PKGBUILDs are how packages are built on Arch. If you've used the AUR
you have probably had to open and inspect one but what if you want to
find the PKGBUILD for an official package? You could look for it
through the online site as you would with the AUR but that gets
pretty tedious if you have to do it frequently. asp can be used instead
to checkout the PKGBUILD used to build a package from the official
Arch repo. For example to get the PKGBUILD for vim you'd use
asp export vim
When using some Window Managers such as bspwm you sometimes run into
problems with Java based GUI applications like jdownloader or
logisim. The application starts up fine but none of the widgets are
rendered. To fix this issue you need to add
_JAVA_AWT_WM_NONREPARENTING=1 to the environment of the application.
This can either be done by using env on the command-line, or
creating a custom .desktop file i.e
# set environment on the command-line
env _JAVA_AWT_WM_NONREPARENTING=1 logisim
# create a custom .desktop file
# copy system-wide desktop file
cp /usr/share/applications/logisim.desktop ~/.local/share/applications/
# replace the Exec line
# before
...
Exec=/usr/bin/logisim
...
# after
...
Exec=env _JAVA_AWT_WM_NONREPARENTING=1 /usr/bin/logisim
...
Alternatively modify the global environment by putting the
variable assignment in /etc/environment.
When an application is built with QT it is possible to set the theme it
uses similarly to how you can use a global GTK theme.
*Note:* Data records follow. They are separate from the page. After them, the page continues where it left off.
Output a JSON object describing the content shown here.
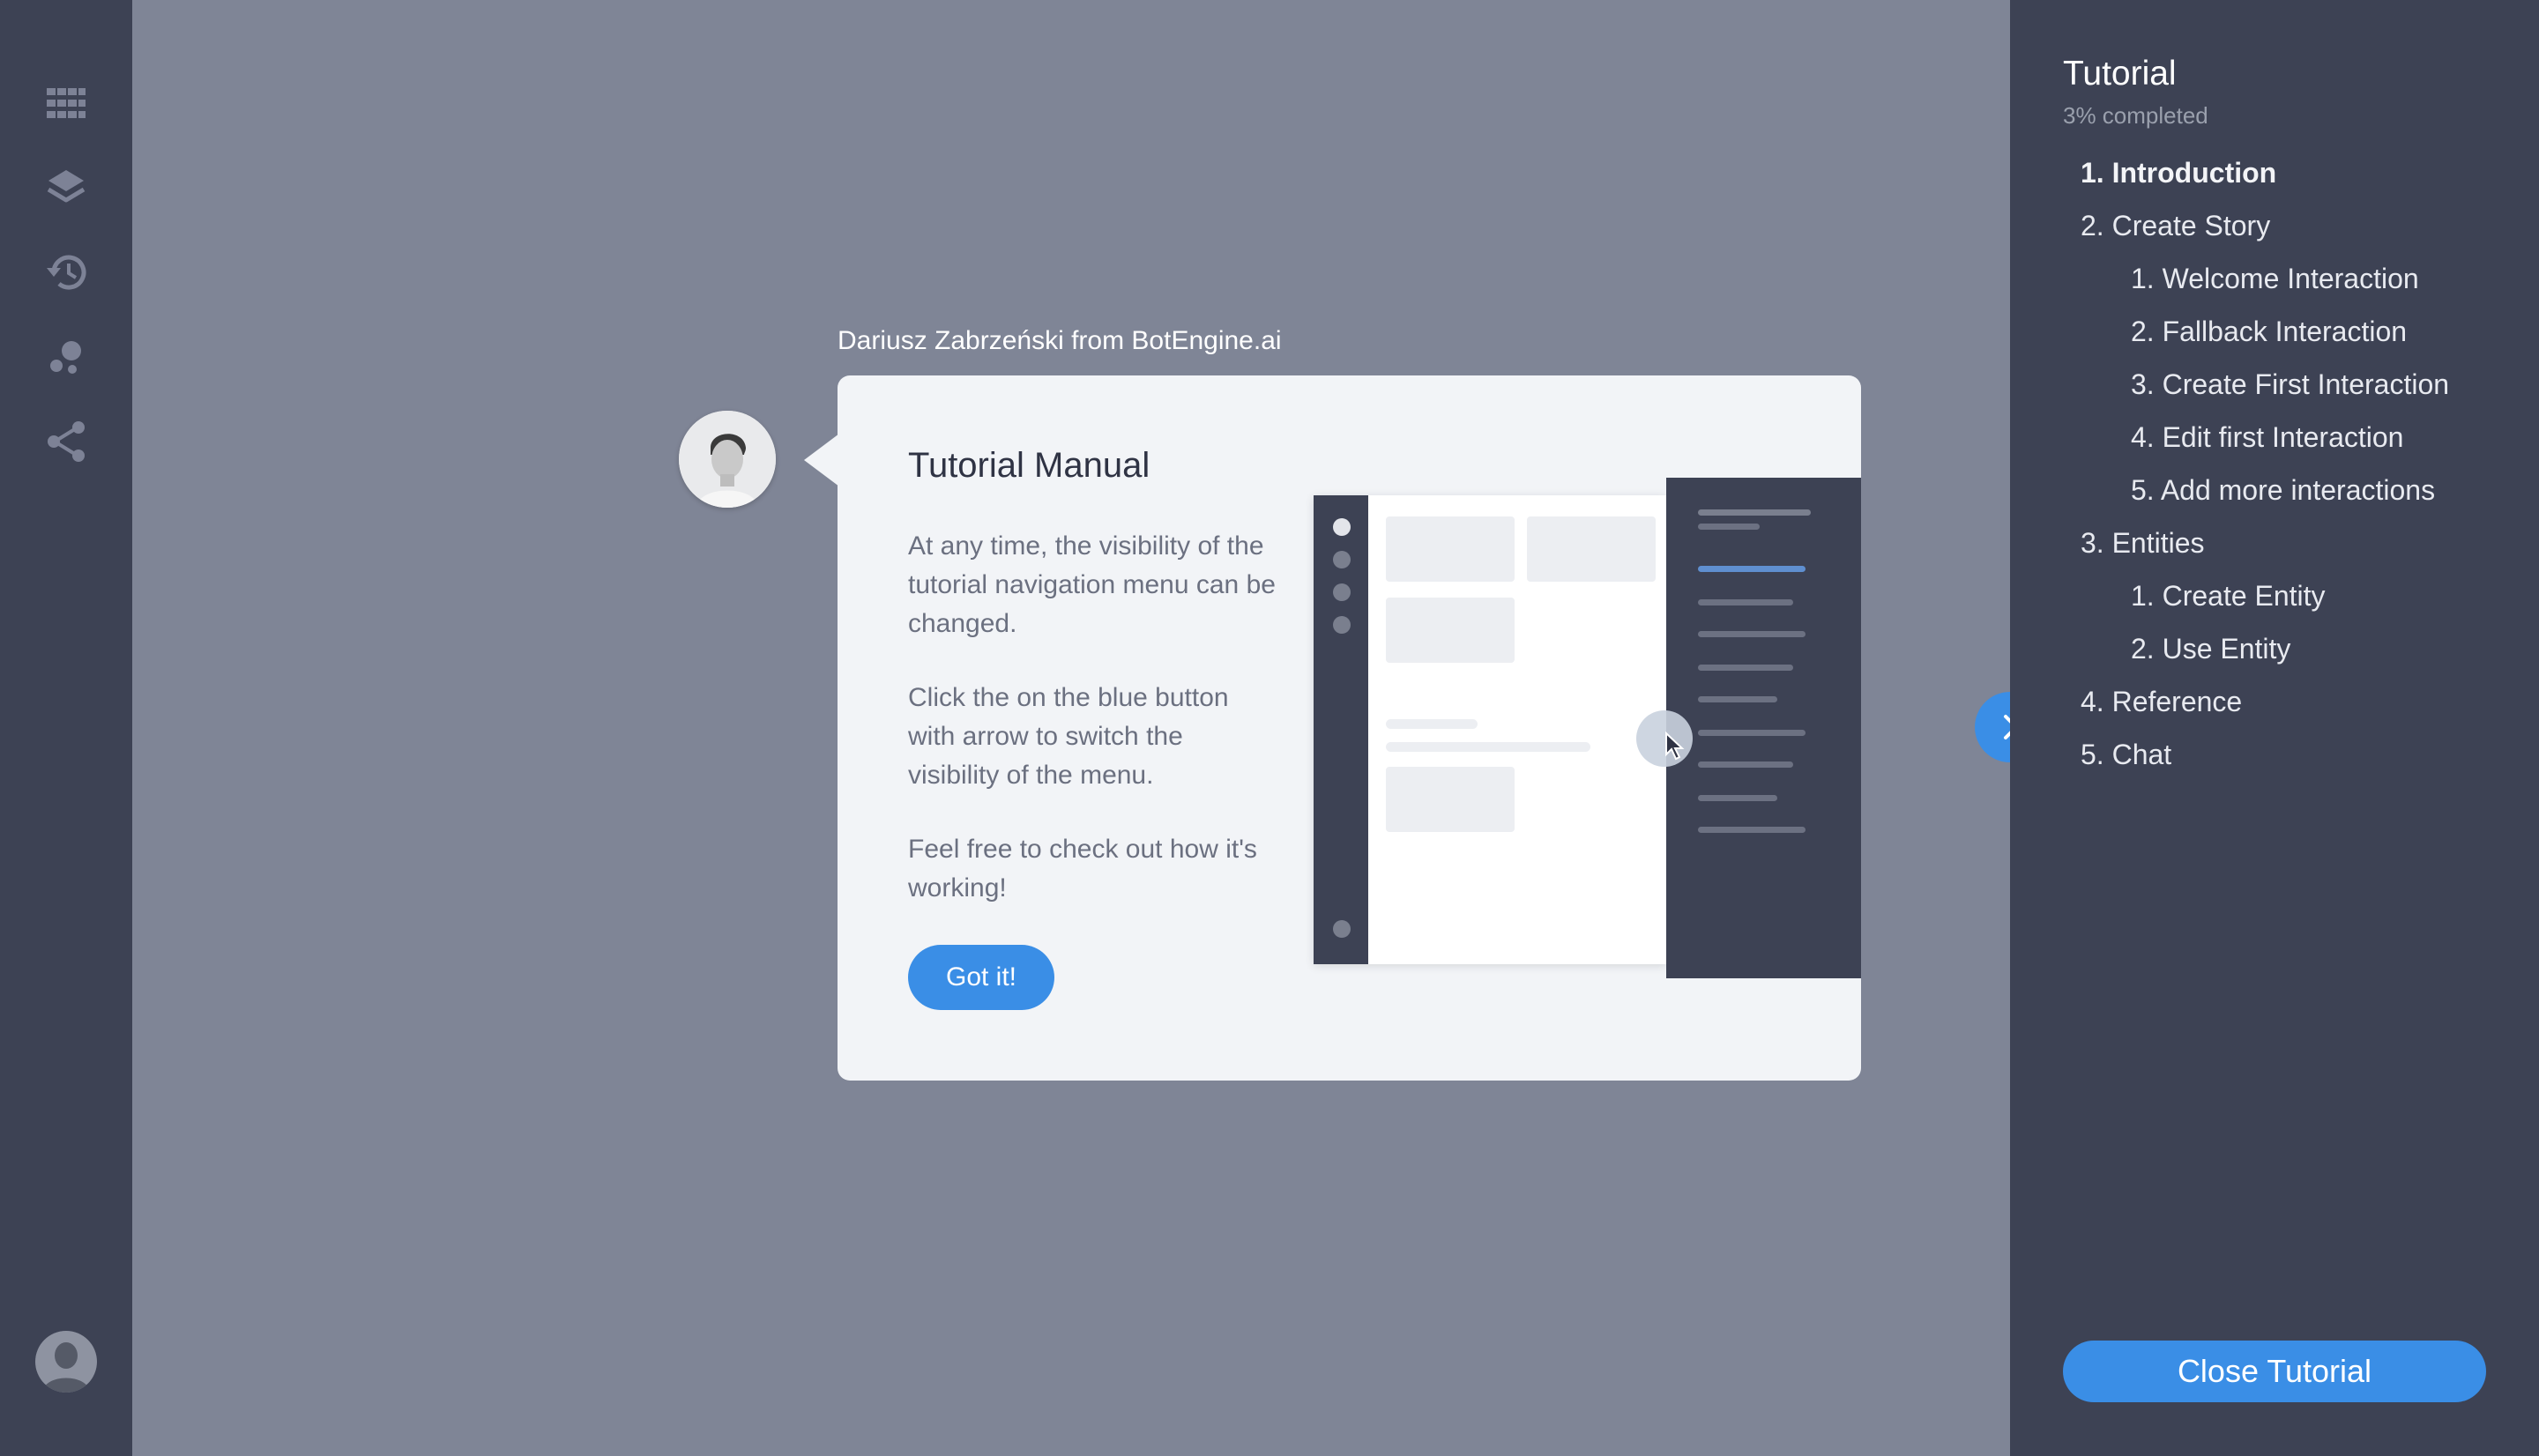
{
  "rail": {
    "icons": [
      "grid-icon",
      "layers-icon",
      "history-icon",
      "bubbles-icon",
      "share-icon"
    ],
    "avatar_icon": "user-avatar-icon"
  },
  "tutorial_panel": {
    "title": "Tutorial",
    "progress": "3% completed",
    "items": [
      {
        "label": "1. Introduction",
        "level": 0,
        "active": true
      },
      {
        "label": "2. Create Story",
        "level": 0,
        "active": false
      },
      {
        "label": "1. Welcome Interaction",
        "level": 1,
        "active": false
      },
      {
        "label": "2. Fallback Interaction",
        "level": 1,
        "active": false
      },
      {
        "label": "3. Create First Interaction",
        "level": 1,
        "active": false
      },
      {
        "label": "4. Edit first Interaction",
        "level": 1,
        "active": false
      },
      {
        "label": "5. Add more interactions",
        "level": 1,
        "active": false
      },
      {
        "label": "3. Entities",
        "level": 0,
        "active": false
      },
      {
        "label": "1. Create Entity",
        "level": 1,
        "active": false
      },
      {
        "label": "2. Use Entity",
        "level": 1,
        "active": false
      },
      {
        "label": "4. Reference",
        "level": 0,
        "active": false
      },
      {
        "label": "5. Chat",
        "level": 0,
        "active": false
      }
    ],
    "close_label": "Close Tutorial",
    "toggle_icon": "chevron-right-icon"
  },
  "message": {
    "sender": "Dariusz Zabrzeński from BotEngine.ai",
    "card_title": "Tutorial Manual",
    "paragraphs": [
      "At any time, the visibility of the tutorial navigation menu can be changed.",
      "Click the on the blue button with arrow to switch the visibility of the menu.",
      "Feel free to check out how it's working!"
    ],
    "button_label": "Got it!"
  },
  "colors": {
    "background": "#7f8596",
    "sidebar": "#3d4254",
    "accent": "#3a8ee6",
    "card": "#f2f4f7"
  }
}
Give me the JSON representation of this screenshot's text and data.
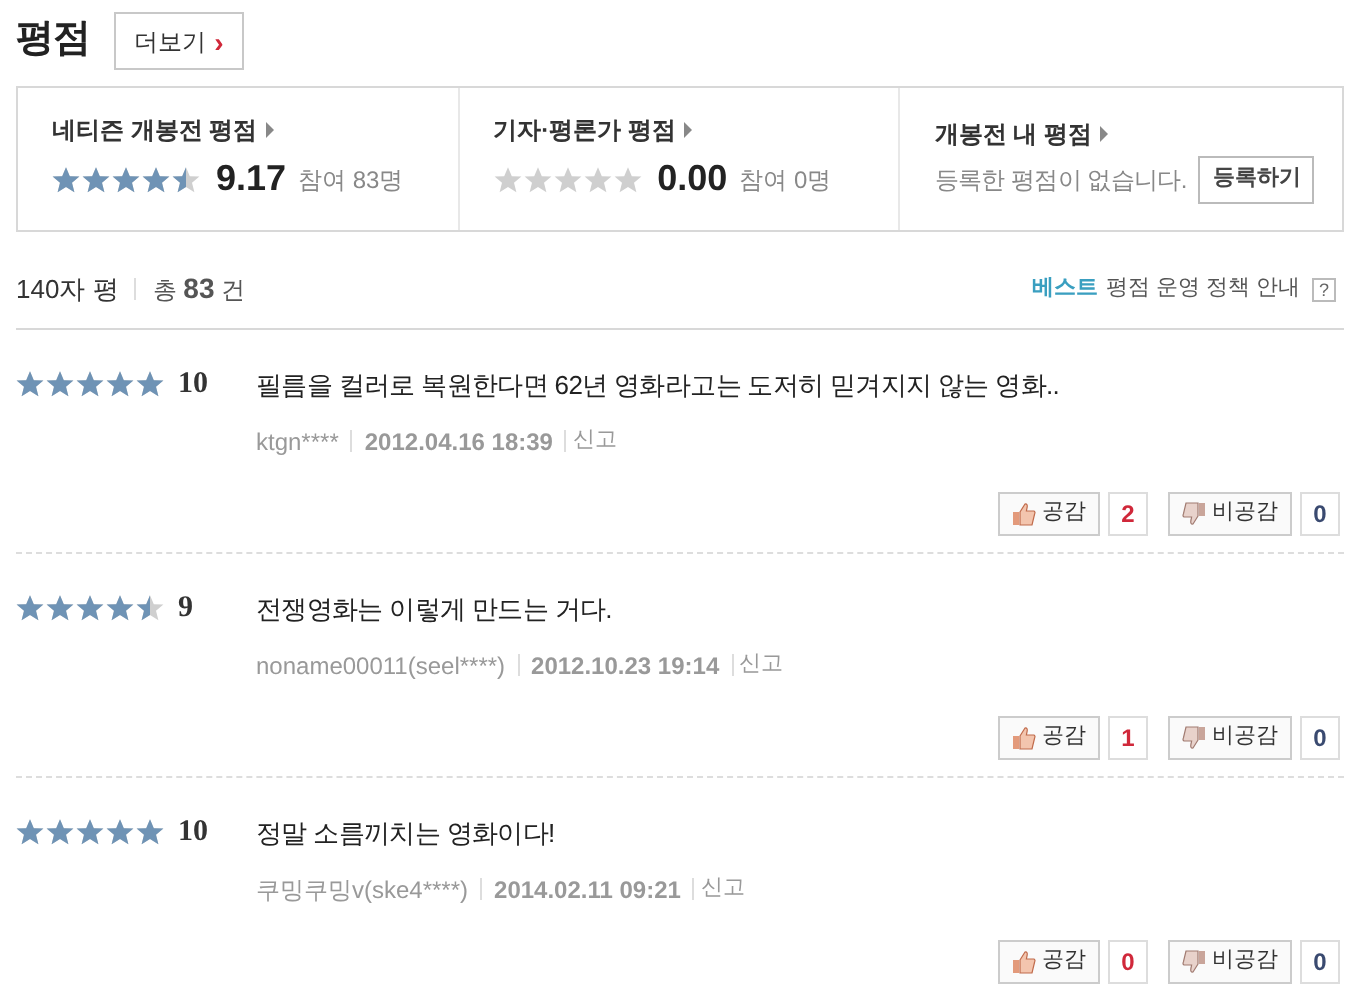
{
  "header": {
    "title": "평점",
    "more_button": "더보기",
    "more_arrow": "›"
  },
  "summary": [
    {
      "label": "네티즌 개봉전 평점",
      "stars": 4.5,
      "score": "9.17",
      "participants": "참여 83명"
    },
    {
      "label": "기자·평론가 평점",
      "stars": 0,
      "score": "0.00",
      "participants": "참여 0명"
    },
    {
      "label": "개봉전 내 평점",
      "message": "등록한 평점이 없습니다.",
      "register_button": "등록하기"
    }
  ],
  "list_header": {
    "tab": "140자 평",
    "total_prefix": "총",
    "total_count": "83",
    "total_suffix": "건",
    "best": "베스트",
    "policy": "평점 운영 정책 안내",
    "help": "?"
  },
  "reviews": [
    {
      "stars": 5,
      "score": "10",
      "text": "필름을 컬러로 복원한다면 62년 영화라고는 도저히 믿겨지지 않는 영화..",
      "author": "ktgn****",
      "date": "2012.04.16 18:39",
      "report": "신고",
      "like_label": "공감",
      "likes": "2",
      "dislike_label": "비공감",
      "dislikes": "0"
    },
    {
      "stars": 4.5,
      "score": "9",
      "text": "전쟁영화는 이렇게 만드는 거다.",
      "author": "noname00011(seel****)",
      "date": "2012.10.23 19:14",
      "report": "신고",
      "like_label": "공감",
      "likes": "1",
      "dislike_label": "비공감",
      "dislikes": "0"
    },
    {
      "stars": 5,
      "score": "10",
      "text": "정말 소름끼치는 영화이다!",
      "author": "쿠밍쿠밍v(ske4****)",
      "date": "2014.02.11 09:21",
      "report": "신고",
      "like_label": "공감",
      "likes": "0",
      "dislike_label": "비공감",
      "dislikes": "0"
    }
  ]
}
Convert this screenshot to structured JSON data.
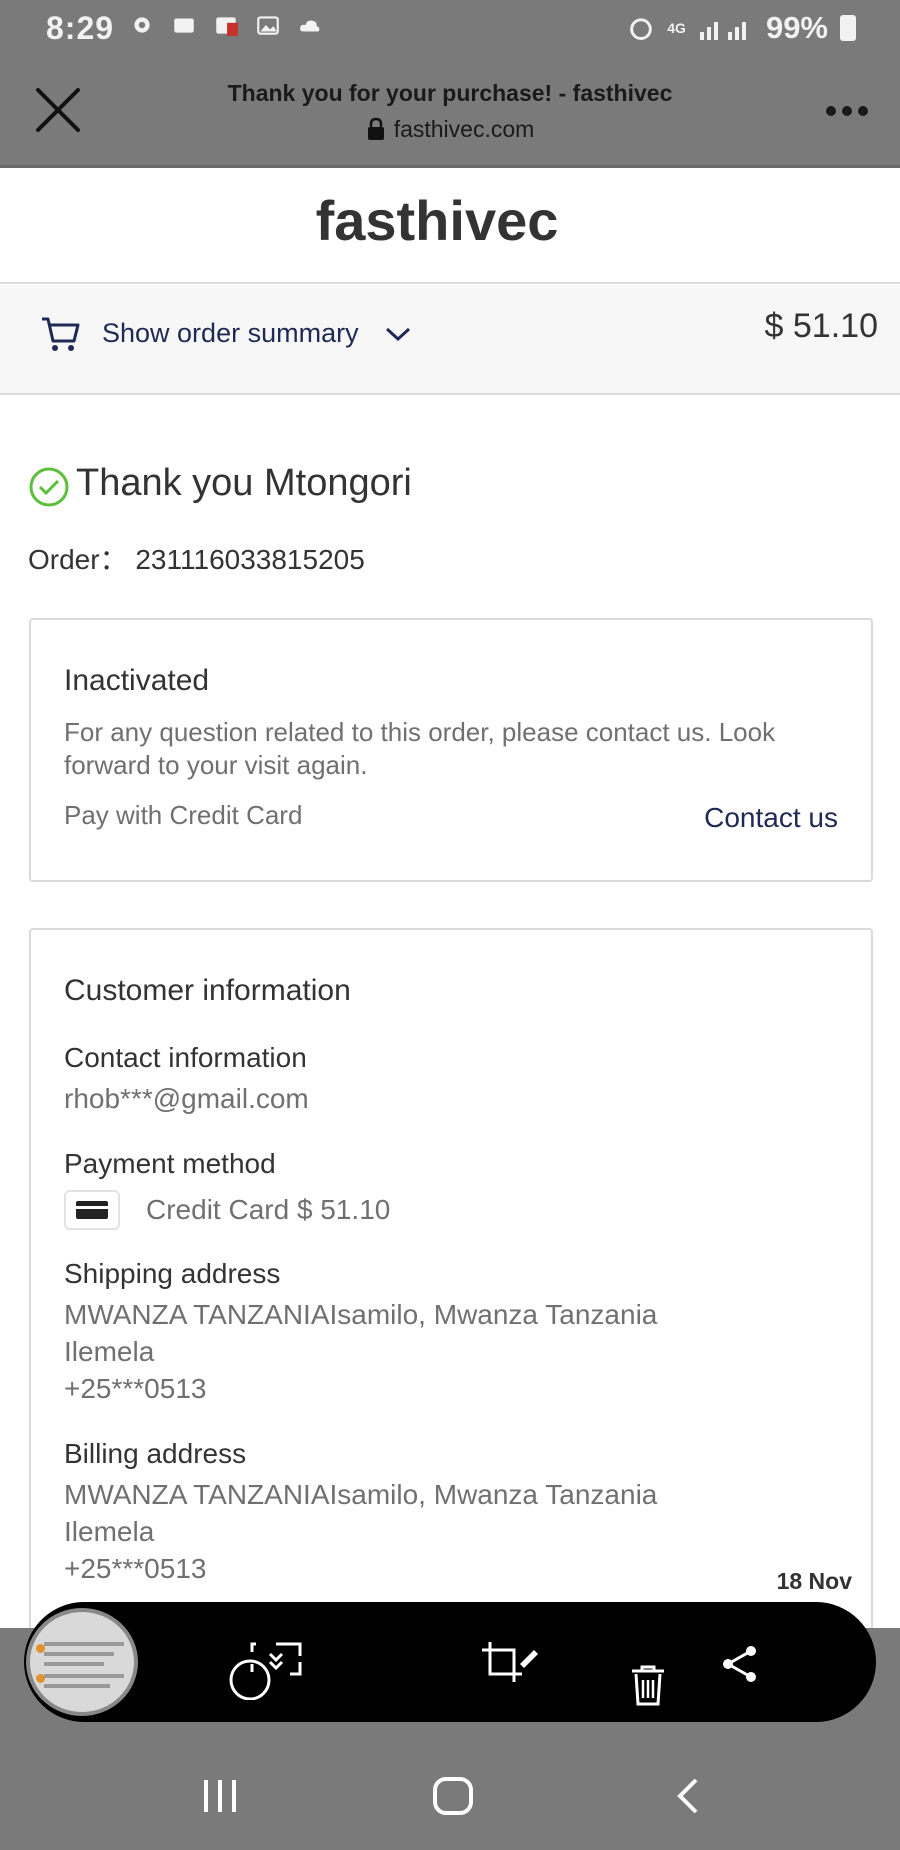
{
  "status_bar": {
    "time": "8:29",
    "battery": "99%",
    "network": "4G",
    "icons": [
      "settings-icon",
      "video-icon",
      "gallery-icon",
      "image-icon",
      "cloud-icon",
      "alarm-icon",
      "signal-icon",
      "battery-icon"
    ]
  },
  "browser": {
    "title": "Thank you for your purchase! - fasthivec",
    "url": "fasthivec.com"
  },
  "store": {
    "name": "fasthivec"
  },
  "summary": {
    "toggle_label": "Show order summary",
    "total": "$ 51.10"
  },
  "thanks": {
    "heading": "Thank you Mtongori",
    "order_label": "Order：",
    "order_number": "231116033815205"
  },
  "status_card": {
    "title": "Inactivated",
    "description": "For any question related to this order, please contact us. Look forward to your visit again.",
    "payment": "Pay with Credit Card",
    "contact_label": "Contact us"
  },
  "customer": {
    "title": "Customer information",
    "contact_label": "Contact information",
    "email": "rhob***@gmail.com",
    "payment_label": "Payment method",
    "payment_value": "Credit Card $ 51.10",
    "shipping_label": "Shipping address",
    "shipping_lines": [
      "MWANZA TANZANIAIsamilo, Mwanza Tanzania",
      "Ilemela",
      "+25***0513"
    ],
    "billing_label": "Billing address",
    "billing_lines": [
      "MWANZA TANZANIAIsamilo, Mwanza Tanzania",
      "Ilemela",
      "+25***0513"
    ]
  },
  "screenshot_toolbar": {
    "date": "18 Nov"
  },
  "colors": {
    "accent_text": "#1e2a55",
    "success_green": "#5bbf3a",
    "chrome_gray": "#7a7a7a"
  }
}
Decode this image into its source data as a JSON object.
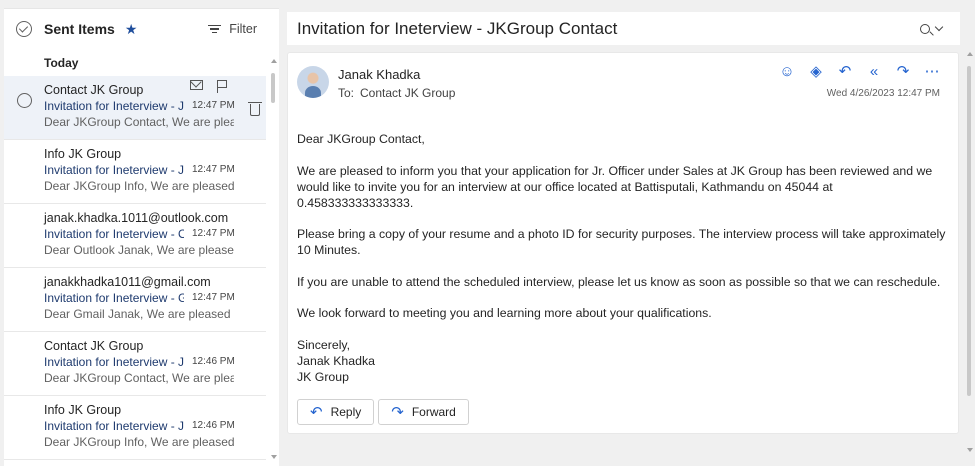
{
  "folder": {
    "name": "Sent Items",
    "filter_label": "Filter"
  },
  "group_label": "Today",
  "messages": [
    {
      "sender": "Contact JK Group",
      "subject": "Invitation for Ineterview - JKGroup Contact",
      "time": "12:47 PM",
      "preview": "Dear JKGroup Contact, We are pleased to inform you"
    },
    {
      "sender": "Info JK Group",
      "subject": "Invitation for Ineterview - JKGroup Info",
      "time": "12:47 PM",
      "preview": "Dear JKGroup Info, We are pleased to inform you"
    },
    {
      "sender": "janak.khadka.1011@outlook.com",
      "subject": "Invitation for Ineterview - Outlook Janak",
      "time": "12:47 PM",
      "preview": "Dear Outlook Janak, We are pleased to inform you"
    },
    {
      "sender": "janakkhadka1011@gmail.com",
      "subject": "Invitation for Ineterview - Gmail Janak",
      "time": "12:47 PM",
      "preview": "Dear Gmail Janak, We are pleased to inform you"
    },
    {
      "sender": "Contact JK Group",
      "subject": "Invitation for Ineterview - JKGroup Contact",
      "time": "12:46 PM",
      "preview": "Dear JKGroup Contact, We are pleased to inform you"
    },
    {
      "sender": "Info JK Group",
      "subject": "Invitation for Ineterview - JKGroup Info",
      "time": "12:46 PM",
      "preview": "Dear JKGroup Info, We are pleased to inform you"
    }
  ],
  "reading": {
    "subject": "Invitation for Ineterview - JKGroup Contact",
    "from": "Janak Khadka",
    "to_label": "To:",
    "to": "Contact JK Group",
    "date": "Wed 4/26/2023 12:47 PM",
    "body": [
      "Dear JKGroup Contact,",
      "We are pleased to inform you that your application for Jr. Officer under Sales at JK Group has been reviewed and we would like to invite you for an interview at our office located at Battisputali, Kathmandu on 45044 at 0.458333333333333.",
      "Please bring a copy of your resume and a photo ID for security purposes. The interview process will take approximately 10 Minutes.",
      "If you are unable to attend the scheduled interview, please let us know as soon as possible so that we can reschedule.",
      "We look forward to meeting you and learning more about your qualifications."
    ],
    "signoff": [
      "Sincerely,",
      "Janak Khadka",
      "JK Group"
    ],
    "reply_label": "Reply",
    "forward_label": "Forward"
  },
  "icons": {
    "accent": "#2564cf",
    "star": "#1f4e9c",
    "action_icons": [
      "emoji-icon",
      "sticker-icon",
      "reply-icon",
      "reply-all-icon",
      "forward-icon",
      "more-icon"
    ]
  }
}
To do this you
need to install kvantum which is a theme engine for QT.
To force a QT applications to use the theme specified in kvantum set
QT_STYLE_OVERRIDE=kvantum in the environment using any of the methods
described previously.
WM_NAME/WM_CLASS and KeycodesIt is sometimes necessary to know the WM_NAME or WM_CLASS for a
particular application. Two examples of these cases is when defining
windowing rules in bspwm or transparency rules in
compton. To find these values you need to have installed
xorg-xprop. You can then run xprop in a terminal and click the window
in question and the values for WM_NAME and WM_CLASS should be among
the printed output.
When you need to know the keycode or button number for a particular key
on your keyboard or button on your mouse then you need xev. It's part
of the xorg-xev package. When run it launches a window and pressing a
key or clicking a button with the window in focus prints out the
key's/button's info. You can further limit the events to mouse or keyboard events only using the -event flag e.g
xev -event mouse
# left clicking in the opened window yields the output
ButtonPress event, serial 25, synthetic NO, window 0x3400001,
root 0x1a1, subw 0x0, time 106783914, (434,395), root:(1402,436),
state 0x0, button 1, same_screen YES
ButtonRelease event, serial 25, synthetic NO, window 0x3400001,
root 0x1a1, subw 0x0, time 106783939, (434,395), root:(1402,436),
state 0x100, button 1, same_screen YES
As you can see the left-click mouse button is button 1.
At the end of the day Arch is meant to be tweaked to your heart's content so the more time you invest, the closer to your ideal system you get. Happy Hacking!